The sound of ‘vegan food’ comes with many common misconceptions such as being boring or that vegans can only eat dirt, grass and twigs (maybe an iced water if they’re really feeling adventurous). However, that certainly does not have to be the case as the variety of animal-free food available is bountiful, only growing by the day!
These 10 rather quirky and uncommonly known foods are here to prove that plant-based foods are far from boring – prepare your palette if you’re brave enough to try!
10 of The Most Unusual Vegan Foods You May or May Not Want to Try
Traditional Haggis is a savory dish made from minced sheep organs (such as liver, heart, lungs) that are blended with onion, oatmeal, suet, seasoning and stock and then encased in the lining of an animal stomach or artificial lining (artificial lining is more common these days as it is cheaper).
For those looking for an animal-free alternative to this nutty-flavoured, traditional Scottish dish, Macsween has you covered!
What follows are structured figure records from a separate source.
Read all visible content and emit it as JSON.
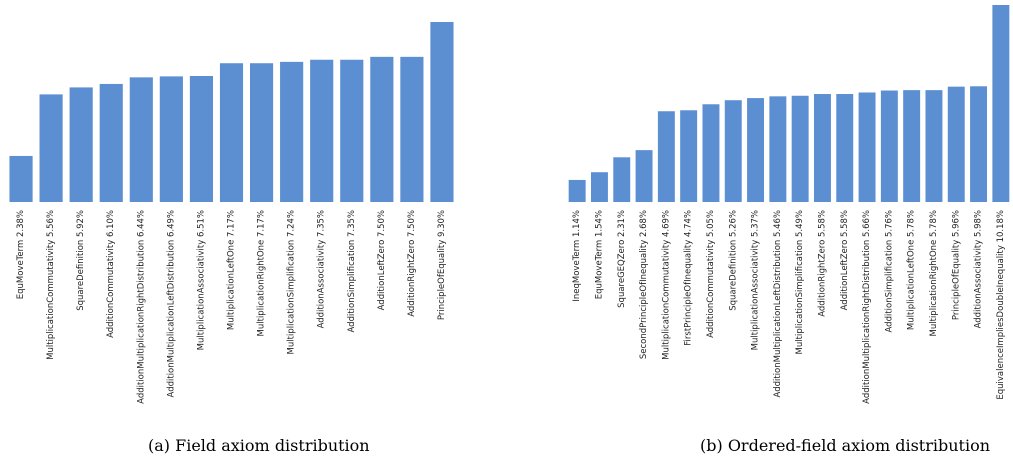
{
  "chart_data": [
    {
      "type": "bar",
      "categories": [
        "EquMoveTerm 2.38%",
        "MultiplicationCommutativity 5.56%",
        "SquareDefinition 5.92%",
        "AdditionCommutativity 6.10%",
        "AdditionMultiplicationRightDistribution 6.44%",
        "AdditionMultiplicationLeftDistribution 6.49%",
        "MultiplicationAssociativity 6.51%",
        "MultiplicationLeftOne 7.17%",
        "MultiplicationRightOne 7.17%",
        "MultiplicationSimplification 7.24%",
        "AdditionAssociativity 7.35%",
        "AdditionSimplification 7.35%",
        "AdditionLeftZero 7.50%",
        "AdditionRightZero 7.50%",
        "PrincipleOfEquality 9.30%"
      ],
      "values": [
        2.38,
        5.56,
        5.92,
        6.1,
        6.44,
        6.49,
        6.51,
        7.17,
        7.17,
        7.24,
        7.35,
        7.35,
        7.5,
        7.5,
        9.3
      ],
      "ylim": [
        0,
        9.3
      ],
      "grid": false,
      "color": "#5b8fd1",
      "caption": "(a) Field axiom distribution"
    },
    {
      "type": "bar",
      "categories": [
        "IneqMoveTerm 1.14%",
        "EquMoveTerm 1.54%",
        "SquareGEQZero 2.31%",
        "SecondPrincipleOfInequality 2.68%",
        "MultiplicationCommutativity 4.69%",
        "FirstPrincipleOfInequality 4.74%",
        "AdditionCommutativity 5.05%",
        "SquareDefinition 5.26%",
        "MultiplicationAssociativity 5.37%",
        "AdditionMultiplicationLeftDistribution 5.46%",
        "MultiplicationSimplification 5.49%",
        "AdditionRightZero 5.58%",
        "AdditionLeftZero 5.58%",
        "AdditionMultiplicationRightDistribution 5.66%",
        "AdditionSimplification 5.76%",
        "MultiplicationLeftOne 5.78%",
        "MultiplicationRightOne 5.78%",
        "PrincipleOfEquality 5.96%",
        "AdditionAssociativity 5.98%",
        "EquivalenceImpliesDoubleInequality 10.18%"
      ],
      "values": [
        1.14,
        1.54,
        2.31,
        2.68,
        4.69,
        4.74,
        5.05,
        5.26,
        5.37,
        5.46,
        5.49,
        5.58,
        5.58,
        5.66,
        5.76,
        5.78,
        5.78,
        5.96,
        5.98,
        10.18
      ],
      "ylim": [
        0,
        10.18
      ],
      "grid": false,
      "color": "#5b8fd1",
      "caption": "(b) Ordered-field axiom distribution"
    }
  ]
}
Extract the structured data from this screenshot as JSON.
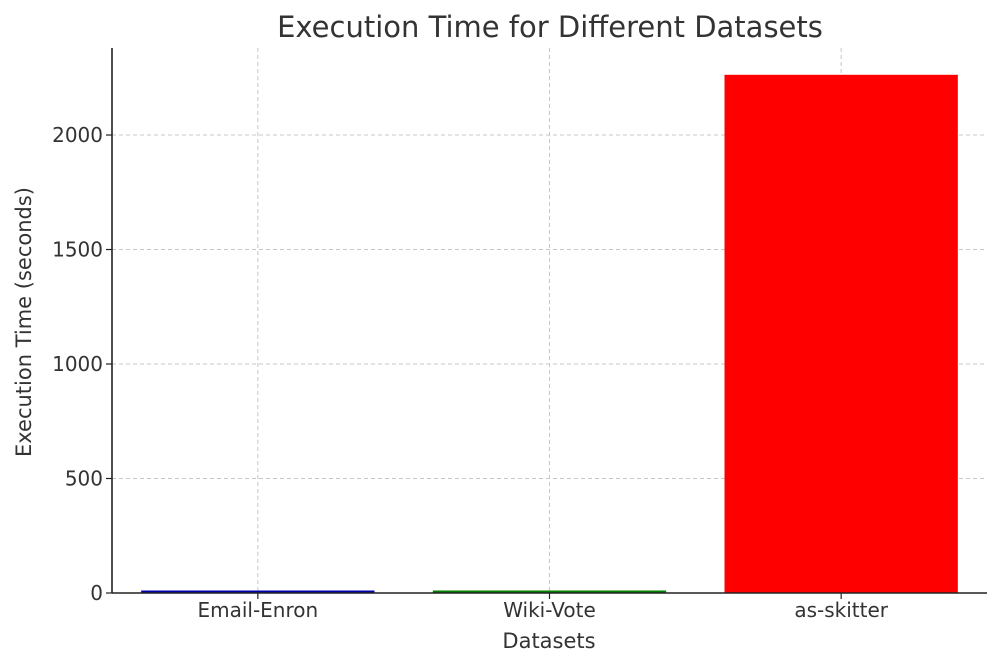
{
  "chart_data": {
    "type": "bar",
    "title": "Execution Time for Different Datasets",
    "xlabel": "Datasets",
    "ylabel": "Execution Time (seconds)",
    "categories": [
      "Email-Enron",
      "Wiki-Vote",
      "as-skitter"
    ],
    "values": [
      9,
      11,
      2263
    ],
    "colors": [
      "#0000aa",
      "#008000",
      "#ff0000"
    ],
    "ylim": [
      0,
      2380
    ],
    "yticks": [
      0,
      500,
      1000,
      1500,
      2000
    ],
    "grid": true
  }
}
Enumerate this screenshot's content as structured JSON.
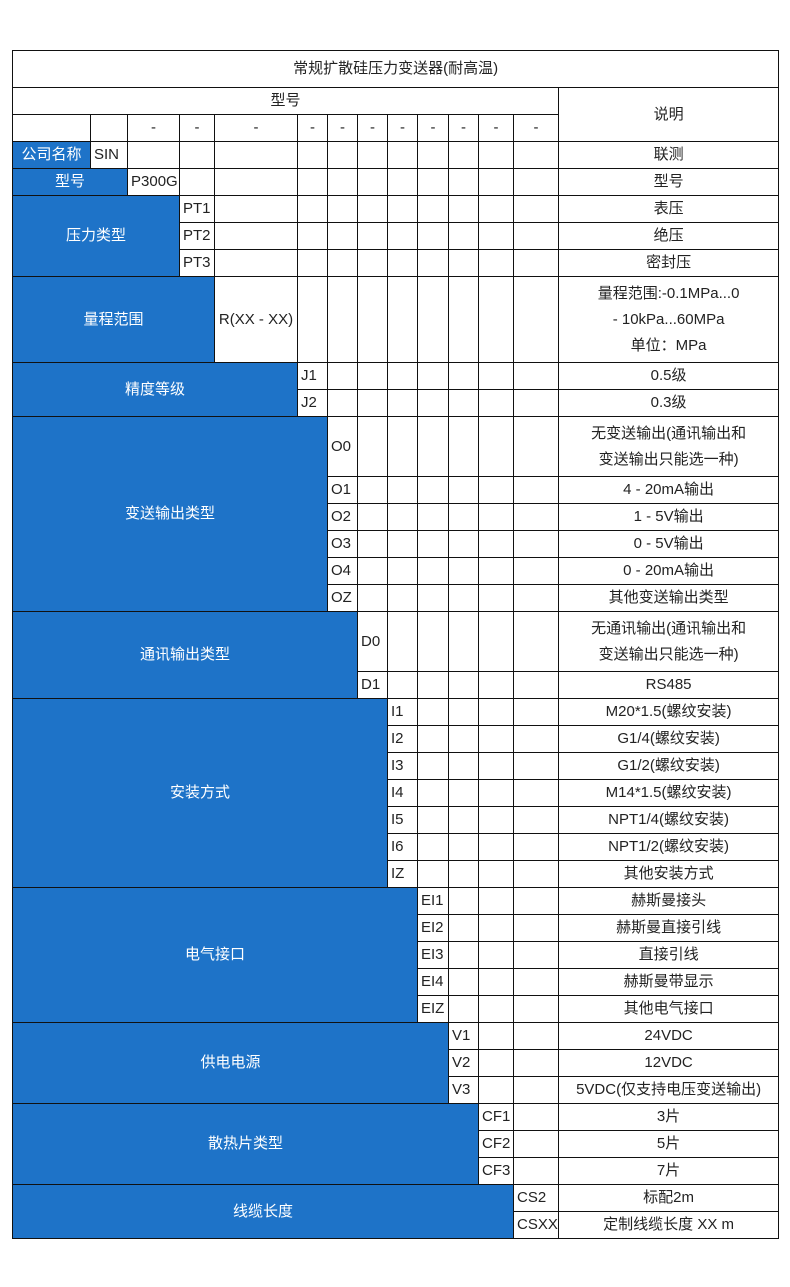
{
  "title": "常规扩散硅压力变送器(耐高温)",
  "header": {
    "model_label": "型号",
    "desc_label": "说明",
    "dashes": [
      "",
      "",
      "-",
      "-",
      "-",
      "-",
      "-",
      "-",
      "-",
      "-",
      "-",
      "-",
      "-"
    ]
  },
  "colors": {
    "category_fill": "#1e73c8",
    "border": "#111111"
  },
  "groups": [
    {
      "label": "公司名称",
      "codes": [
        {
          "code": "SIN",
          "desc": [
            "联测"
          ]
        }
      ]
    },
    {
      "label": "型号",
      "codes": [
        {
          "code": "P300G",
          "desc": [
            "型号"
          ]
        }
      ]
    },
    {
      "label": "压力类型",
      "codes": [
        {
          "code": "PT1",
          "desc": [
            "表压"
          ]
        },
        {
          "code": "PT2",
          "desc": [
            "绝压"
          ]
        },
        {
          "code": "PT3",
          "desc": [
            "密封压"
          ]
        }
      ]
    },
    {
      "label": "量程范围",
      "codes": [
        {
          "code": "R(XX - XX)",
          "desc": [
            "量程范围:-0.1MPa...0",
            "- 10kPa...60MPa",
            "单位：MPa"
          ]
        }
      ]
    },
    {
      "label": "精度等级",
      "codes": [
        {
          "code": "J1",
          "desc": [
            "0.5级"
          ]
        },
        {
          "code": "J2",
          "desc": [
            "0.3级"
          ]
        }
      ]
    },
    {
      "label": "变送输出类型",
      "codes": [
        {
          "code": "O0",
          "desc": [
            "无变送输出(通讯输出和",
            "变送输出只能选一种)"
          ]
        },
        {
          "code": "O1",
          "desc": [
            "4 - 20mA输出"
          ]
        },
        {
          "code": "O2",
          "desc": [
            "1 - 5V输出"
          ]
        },
        {
          "code": "O3",
          "desc": [
            "0 - 5V输出"
          ]
        },
        {
          "code": "O4",
          "desc": [
            "0 - 20mA输出"
          ]
        },
        {
          "code": "OZ",
          "desc": [
            "其他变送输出类型"
          ]
        }
      ]
    },
    {
      "label": "通讯输出类型",
      "codes": [
        {
          "code": "D0",
          "desc": [
            "无通讯输出(通讯输出和",
            "变送输出只能选一种)"
          ]
        },
        {
          "code": "D1",
          "desc": [
            "RS485"
          ]
        }
      ]
    },
    {
      "label": "安装方式",
      "codes": [
        {
          "code": "I1",
          "desc": [
            "M20*1.5(螺纹安装)"
          ]
        },
        {
          "code": "I2",
          "desc": [
            "G1/4(螺纹安装)"
          ]
        },
        {
          "code": "I3",
          "desc": [
            "G1/2(螺纹安装)"
          ]
        },
        {
          "code": "I4",
          "desc": [
            "M14*1.5(螺纹安装)"
          ]
        },
        {
          "code": "I5",
          "desc": [
            "NPT1/4(螺纹安装)"
          ]
        },
        {
          "code": "I6",
          "desc": [
            "NPT1/2(螺纹安装)"
          ]
        },
        {
          "code": "IZ",
          "desc": [
            "其他安装方式"
          ]
        }
      ]
    },
    {
      "label": "电气接口",
      "codes": [
        {
          "code": "EI1",
          "desc": [
            "赫斯曼接头"
          ]
        },
        {
          "code": "EI2",
          "desc": [
            "赫斯曼直接引线"
          ]
        },
        {
          "code": "EI3",
          "desc": [
            "直接引线"
          ]
        },
        {
          "code": "EI4",
          "desc": [
            "赫斯曼带显示"
          ]
        },
        {
          "code": "EIZ",
          "desc": [
            "其他电气接口"
          ]
        }
      ]
    },
    {
      "label": "供电电源",
      "codes": [
        {
          "code": "V1",
          "desc": [
            "24VDC"
          ]
        },
        {
          "code": "V2",
          "desc": [
            "12VDC"
          ]
        },
        {
          "code": "V3",
          "desc": [
            "5VDC(仅支持电压变送输出)"
          ]
        }
      ]
    },
    {
      "label": "散热片类型",
      "codes": [
        {
          "code": "CF1",
          "desc": [
            "3片"
          ]
        },
        {
          "code": "CF2",
          "desc": [
            "5片"
          ]
        },
        {
          "code": "CF3",
          "desc": [
            "7片"
          ]
        }
      ]
    },
    {
      "label": "线缆长度",
      "codes": [
        {
          "code": "CS2",
          "desc": [
            "标配2m"
          ]
        },
        {
          "code": "CSXX",
          "desc": [
            "定制线缆长度 XX m"
          ]
        }
      ]
    }
  ]
}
This vegan-friendly haggis uses vegetables, pulses, oats, seeds and spices rather than animal-derived ingredients.
Found at many Asian grocers, this ‘Peking Roast Duck’ doesn’t actually have any duck in it although is has the taste and texture of the real thing! Similar to the ingredients of Seitan, this duck meat alternative is made from wheat gluten to mimic the texture and consistency of animal meat.
This frequently canned product is perfect to eat in stir fries, pies, curries!
Just like the duck, this unusual product is produced to mimic the taste, texture and flavour of actual shrimp!
Made from non-GMO soy protein, plant-based starches, ocean-plant extracts, spices and seasonings with a hint of rice vinegar, this product is a great replacement for traditional animal shrimp and would go well in stir fries, sushi, dumplings and other ‘seafood’ dishes.
Sounds like a mouthful? This is a vegan-ized version of perhaps the world’s most common sushi, which can come with a range of different toppings but traditionally, raw salmon or egg is used. When thick slices of avo simply don’t earn you enough ‘vegan points’, try this raw cantaloupe and watermelon version of salmon nigiri-zushi!
Watermelon, cantaloupe or skinned red-bell pepper is vacuum-sealed then frozen. 24hrs later they are defrosted in a fridge. Next, the rice bases are mixed with a blend of lemon juice, apple cider vinegar, a wee pinch of sea salt and ginger. The salmon-esque topping is placed on the rice base then wrapped in a thinly sliced strip of nori seaweed and garnished with seeds and horseradish.
5. Stinky Tofu
‘Chou Dofu’, one of the most famous Taiwanese dishes, literally translates to ‘stinky tofu’. It’s served in large, bubbling vats which look volcanic-like and can be found at night markets in Taipei. However, it’s called ‘stinky tofu’ for a reason, when bubbling away, it can be smelled from afar and mimics the aroma of sewage or those socks you forgot to wash…
Disclaimer: this dish is not guaranteed to be always vegan or vegetarian as it is sometimes cooked in milk or shrimp brine so if you are guts enough to try it, make sure you check!
Surprised? Actually, us too… These Cowgirl Veggie (vegan!) “Steaks” by Viana are juicy and flavorful, and can easily be grilled to perfection! They are the perfect hearty main course to a down-home vegan dinner. Certified organic and GMO free. Each 7.4 oz (210g) package contains 2 veggie steaks.
Jerky is usually made from dehydrated animal flesh but this ‘beef jerky’ delivers all the protein (10g per serve) and all the flavour (a variety of flavours, even!) without any animal ingredients! A hit with athletes, chewers and people who love the outdoors, these snacks are perfect for on-the-go fuel anywhere. Primal has the lowest single-serve prices jerky on the market which strongly mimics the taste and texture of animal jerky.
When chickpea tuna just isn’t vegan enough, this vegan alternative to tuna fish changes the fish-free game. If you crave a hearty tuna casserole, tuna sandwich or classic tuna salad, this product is just right for you! VeganToona by Sophie’s Kitchen even comes in two classic tuna flavours: Sea Salt (conveniently soy-free) or Black Pepper.
Caviar, caviar, wherefore art thou caviar? Made from seaweed, this vegan-friendly black caviar comes in jars with 7 servings that are perfect for your plant-based canapés and appetisers. Tasting salty, looking clean and delivering endless applications to dishes, this vegan black caviar will take your next party platter to ‘seafood’ heights without the salt-cured fish eggs!
Traditional Japanese sweets are often vegan, especially those made with mochi (sticky) rice and azuki bean paste. Doesn’t sound like a dessert, but trust us, they are delicious! Also included are warabi mochi, made from a fern root, kanten (a jelly made from seaweed gelatin). Dango (mochi that is shaped as a ball) is also vegan. Yay!